On termine ainsi le texte, sidéré.e par le style tant l’autrice maîtrise à la perfection le périlleux exercice du monologue intérieur et convaincu.e de l’incommensurable polysémie d’un récit qui pourrait se lire, entre autres interprétations, comme une fable écoféministe radicale. On se prend à fixer la photographie de Catherine Guérard imprimée à la fin du livre, à vouloir sonder à notre tour le mystère de cette autrice dont tout le monde a perdu la trace. Aussi libre et insaisissable que l’héroïne qu’elle a engendrée et qui s’est inventée elle-même au fil des pages, oiseau rare définitivement évadé de sa cage…
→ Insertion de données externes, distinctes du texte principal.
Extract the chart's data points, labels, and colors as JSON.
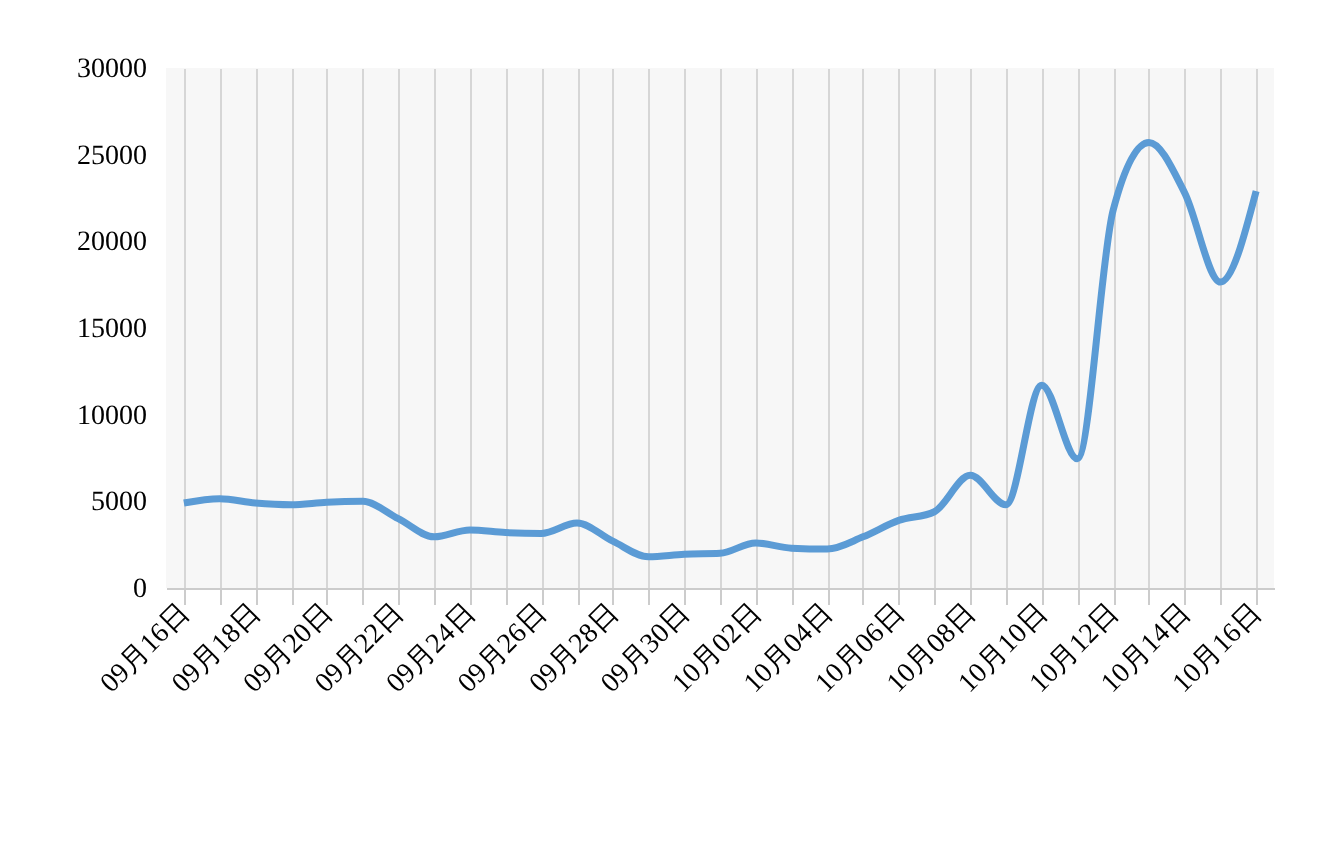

« C’est bien, j’ai pensé, c’est bien d’être libre, même la reine d’Angleterre elle n’est pas libre comme moi, et alors en pensant à celle-là je me suis sentie toute portée par la gaieté, et je marchais et je pensais Moi je suis la reine de mes idées »
Après s’être aperçue qu’en 116 ans d’existence le Goncourt avait été attribué à 12 femmes et 104 hommes, elle s’est dit que certes, une chambre à soi et un peu d’argent de côté ça pouvait aider à écrire des livres – et que les femmes manquaient souvent des deux – mais qu’il y avait quand même, peut-être, un petit problème de représentation dans les médias. C’est ainsi qu’elle a décidé de participer à Missives, heureuse de partager son enthousiasme pour les autrices qui la font vibrer, aimer, réfléchir et lutter.